If we don’t clearly identify the target:
If we don’t clearly identify the target, we’ll define success by unbiblical standards. We’ll define success by the size of our buildings, the health of our budgets, and the number of bodies in our seats. We won’t define success by the disciples that are being made and multiplied.
If we don’t clearly identify the target, we’ll design our programs and our preaching to produce what we’ve defined as success: buildings, budgets and bodies in the seats. We get exactly what we aim for.
If we don’t clearly identify the target, we’ll miss out on the joy of genuine fruit in our ministry. We’ll miss out on the dynamic move of God that is possible only when disciples are equipped and unleashed.
If we don’t clearly identify the target, we won’t be producing a pipeline of leaders who help the ministry grow. We’ll wait around and hope we can inherit some great leaders who are transplanted from other ministries. Disciple-making ministries are healthier because they raise up leaders from within. These are leaders who know the ministry’s culture and have proven character.
If we don’t clearly identify the target, we won’t glorify God by fulfilling the mandate He’s given us. He’s called us to make disciples. He’s commanded us to make disciples. If we don’t, one day, standing before Jesus, we won’t hear, “Well done, my good and faithful servant.” How could we ever expect to hear “well done” if we failed to keep His final command.

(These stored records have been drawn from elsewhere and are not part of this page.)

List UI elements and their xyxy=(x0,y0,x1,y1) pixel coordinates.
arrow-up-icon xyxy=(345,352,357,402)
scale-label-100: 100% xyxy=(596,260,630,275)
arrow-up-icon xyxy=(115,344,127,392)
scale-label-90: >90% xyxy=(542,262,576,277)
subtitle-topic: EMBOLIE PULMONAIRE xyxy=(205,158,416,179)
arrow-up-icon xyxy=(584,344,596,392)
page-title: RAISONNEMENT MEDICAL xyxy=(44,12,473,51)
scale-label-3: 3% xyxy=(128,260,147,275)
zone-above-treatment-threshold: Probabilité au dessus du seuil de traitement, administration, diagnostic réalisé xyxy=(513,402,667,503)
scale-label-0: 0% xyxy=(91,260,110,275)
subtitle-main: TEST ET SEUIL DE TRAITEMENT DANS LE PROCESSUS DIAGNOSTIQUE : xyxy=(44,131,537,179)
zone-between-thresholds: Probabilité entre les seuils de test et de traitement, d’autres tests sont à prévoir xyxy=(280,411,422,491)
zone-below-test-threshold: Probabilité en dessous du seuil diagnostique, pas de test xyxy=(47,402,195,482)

- Clearly define the target. What is a disciple?
- Communicate the target. Make sure your leadership is on board with the target. Then make sure everyone in your ministry knows the target.

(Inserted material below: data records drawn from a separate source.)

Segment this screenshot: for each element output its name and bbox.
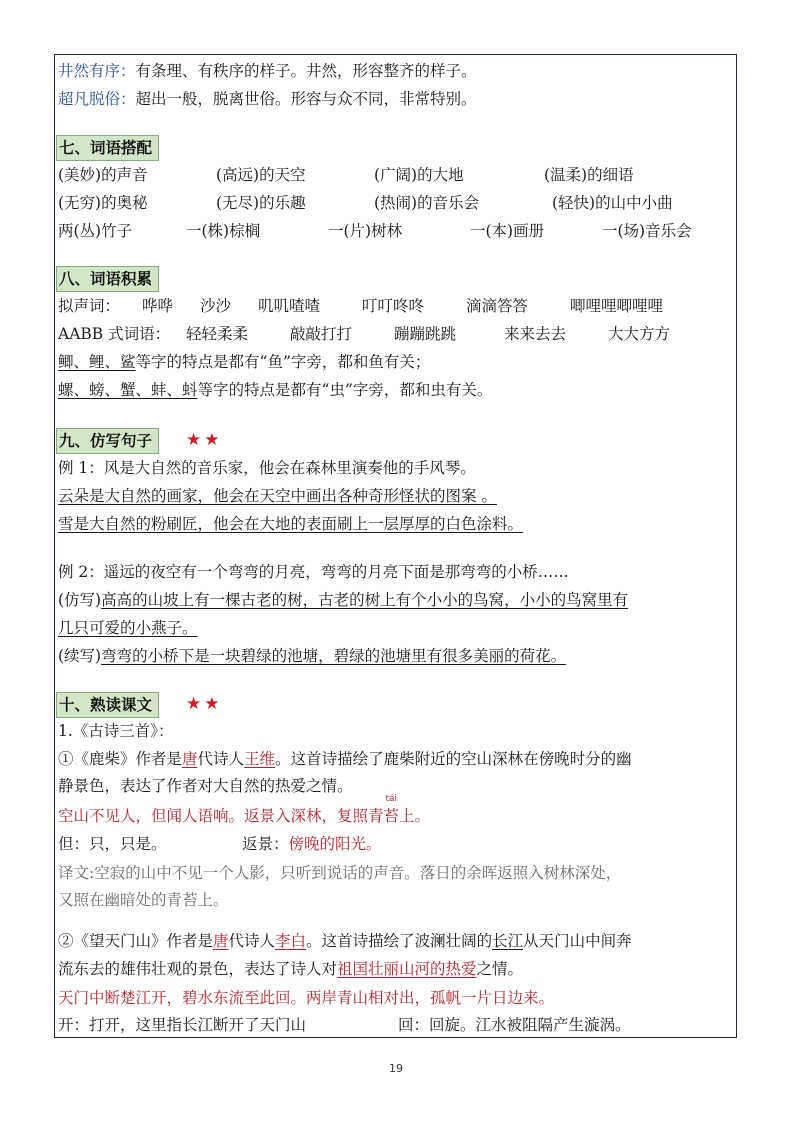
collocation: (美妙)的声音 bbox=[58, 166, 148, 184]
poem-text: 空山不见人，但闻人语响。返景入深林，复照青 bbox=[58, 807, 384, 825]
continuation-label: (续写) bbox=[58, 647, 102, 665]
word: 哗哗 bbox=[142, 297, 174, 315]
collocation-row-1 bbox=[58, 164, 634, 186]
imitation-label: (仿写) bbox=[58, 591, 102, 609]
note-label: 返景： bbox=[242, 835, 289, 853]
text: ①《鹿柴》作者是 bbox=[58, 750, 183, 768]
difficulty-stars: ★★ bbox=[186, 694, 223, 714]
word: 大大方方 bbox=[608, 325, 671, 343]
aabb-row bbox=[58, 323, 670, 345]
note-text: 傍晚的阳光。 bbox=[288, 835, 382, 853]
example-1: 例 1：风是大自然的音乐家，他会在森林里演奏他的手风琴。 bbox=[58, 459, 476, 477]
imitation-2a-line-2: 几只可爱的小燕子。 bbox=[58, 619, 198, 637]
word: 叽叽喳喳 bbox=[258, 297, 321, 315]
poems-subheading: 1.《古诗三首》： bbox=[58, 722, 174, 740]
onomatopoeia-row bbox=[58, 295, 663, 317]
idiom-definition: 超出一般，脱离世俗。形容与众不同，非常特别。 bbox=[135, 90, 477, 108]
section-7-heading: 七、词语搭配 bbox=[56, 135, 159, 161]
poem-1-intro-line-1 bbox=[58, 748, 632, 770]
pinyin: tái bbox=[385, 794, 398, 804]
section-8-heading: 八、词语积累 bbox=[56, 266, 159, 292]
bug-radical-line bbox=[58, 379, 492, 401]
imitation-2a-line-1 bbox=[58, 589, 628, 611]
idiom-term: 超凡脱俗： bbox=[58, 90, 136, 108]
example-2: 例 2：遥远的夜空有一个弯弯的月亮，弯弯的月亮下面是那弯弯的小桥…… bbox=[58, 563, 569, 581]
note-1 bbox=[58, 1014, 398, 1036]
poem-text: 上。 bbox=[399, 807, 431, 825]
text: 。这首诗描绘了波澜壮阔的 bbox=[306, 932, 493, 950]
text: 之情。 bbox=[476, 960, 524, 978]
idiom-term: 井然有序： bbox=[58, 62, 136, 80]
note-1 bbox=[58, 833, 242, 855]
poet-name: 王维 bbox=[244, 750, 276, 768]
fish-radical-line bbox=[58, 351, 430, 373]
collocation: 一(本)画册 bbox=[470, 222, 545, 240]
bug-explanation: 等字的特点是都有“虫”字旁，都和虫有关。 bbox=[197, 381, 493, 399]
fish-characters: 鲫、鲤、鲨 bbox=[58, 353, 136, 371]
collocation: (温柔)的细语 bbox=[544, 166, 634, 184]
idiom-line-2 bbox=[58, 88, 477, 110]
collocation: 一(片)树林 bbox=[328, 222, 403, 240]
section-9-heading: 九、仿写句子 bbox=[56, 428, 159, 454]
text: 。这首诗描绘了鹿柴附近的空山深林在傍晚时分的幽 bbox=[275, 750, 632, 768]
text: 代诗人 bbox=[197, 750, 245, 768]
imitation-1b: 雪是大自然的粉刷匠，他会在大地的表面刷上一层厚厚的白色涂料。 bbox=[58, 515, 524, 533]
collocation: 两(丛)竹子 bbox=[58, 222, 133, 240]
note-text: 回：回旋。江水被阻隔产生漩涡。 bbox=[398, 1016, 631, 1034]
word: 敲敲打打 bbox=[290, 325, 353, 343]
continuation-line bbox=[58, 645, 566, 667]
row-label: 拟声词： bbox=[58, 297, 121, 315]
river-name: 长江 bbox=[492, 932, 524, 950]
translation-line-1: 译文:空寂的山中不见一个人影，只听到说话的声音。落日的余晖返照入树林深处， bbox=[58, 864, 622, 882]
poem-1-intro-line-2: 静景色，表达了作者对大自然的热爱之情。 bbox=[58, 777, 353, 795]
word: 叮叮咚咚 bbox=[362, 297, 425, 315]
character: 苔 bbox=[383, 807, 400, 825]
word: 蹦蹦跳跳 bbox=[394, 325, 457, 343]
text: 从天门山中间奔 bbox=[523, 932, 632, 950]
collocation: (热闹)的音乐会 bbox=[374, 194, 480, 212]
idiom-line-1 bbox=[58, 60, 477, 82]
word: 轻轻柔柔 bbox=[186, 325, 249, 343]
imitation-text: 高高的山坡上有一棵古老的树，古老的树上有个小小的鸟窝，小小的鸟窝里有 bbox=[101, 591, 629, 609]
poet-name: 李白 bbox=[275, 932, 307, 950]
dynasty: 唐 bbox=[182, 750, 198, 768]
poem-1-text bbox=[58, 794, 431, 827]
section-10-heading: 十、熟读课文 bbox=[56, 692, 159, 718]
annotated-character bbox=[383, 794, 400, 827]
dynasty: 唐 bbox=[213, 932, 229, 950]
continuation-text: 弯弯的小桥下是一块碧绿的池塘，碧绿的池塘里有很多美丽的荷花。 bbox=[101, 647, 567, 665]
bug-characters: 螺、螃、蟹、蚌、蚪 bbox=[58, 381, 198, 399]
poem-1-notes bbox=[58, 833, 382, 855]
emotion-phrase: 祖国壮丽山河的热爱 bbox=[337, 960, 477, 978]
idiom-definition: 有条理、有秩序的样子。井然，形容整齐的样子。 bbox=[135, 62, 477, 80]
fish-explanation: 等字的特点是都有“鱼”字旁，都和鱼有关； bbox=[135, 353, 431, 371]
collocation: (广阔)的大地 bbox=[374, 166, 464, 184]
collocation-row-2 bbox=[58, 192, 673, 214]
collocation: (无穷)的奥秘 bbox=[58, 194, 148, 212]
note-text: 但：只，只是。 bbox=[58, 835, 167, 853]
collocation-row-3 bbox=[58, 220, 692, 242]
collocation: 一(株)棕榈 bbox=[186, 222, 261, 240]
poem-2-intro-line-1 bbox=[58, 930, 632, 952]
word: 来来去去 bbox=[504, 325, 567, 343]
collocation: (轻快)的山中小曲 bbox=[552, 194, 673, 212]
word: 沙沙 bbox=[200, 297, 232, 315]
collocation: (无尽)的乐趣 bbox=[216, 194, 306, 212]
note-text: 开：打开，这里指长江断开了天门山 bbox=[58, 1016, 307, 1034]
difficulty-stars: ★★ bbox=[186, 430, 223, 450]
word: 唧哩哩唧哩哩 bbox=[570, 297, 664, 315]
poem-2-notes bbox=[58, 1014, 631, 1036]
text: 代诗人 bbox=[228, 932, 276, 950]
collocation: (高远)的天空 bbox=[216, 166, 306, 184]
collocation: 一(场)音乐会 bbox=[602, 222, 692, 240]
page-number: 19 bbox=[389, 1062, 403, 1075]
poem-2-text: 天门中断楚江开，碧水东流至此回。两岸青山相对出，孤帆一片日边来。 bbox=[58, 989, 555, 1007]
word: 滴滴答答 bbox=[466, 297, 529, 315]
imitation-1a: 云朵是大自然的画家，他会在天空中画出各种奇形怪状的图案 。 bbox=[58, 487, 497, 505]
row-label: AABB 式词语： bbox=[58, 325, 171, 343]
text: ②《望天门山》作者是 bbox=[58, 932, 214, 950]
translation-line-2: 又照在幽暗处的青苔上。 bbox=[58, 891, 229, 909]
text: 流东去的雄伟壮观的景色，表达了诗人对 bbox=[58, 960, 338, 978]
poem-2-intro-line-2 bbox=[58, 958, 523, 980]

- Evaluate with the target in mind. Every program, every group, everything you teach, every staff person you hire. Everything must be evaluated by how it is helping you reach the target.
- Be courageous. Changes are coming. Your target will demand them. Being true to your target will require faith, courage and strength.
If we do what we’ve always done, we’ll get what we’ve always got. That’s not good enough. The next generation needs more.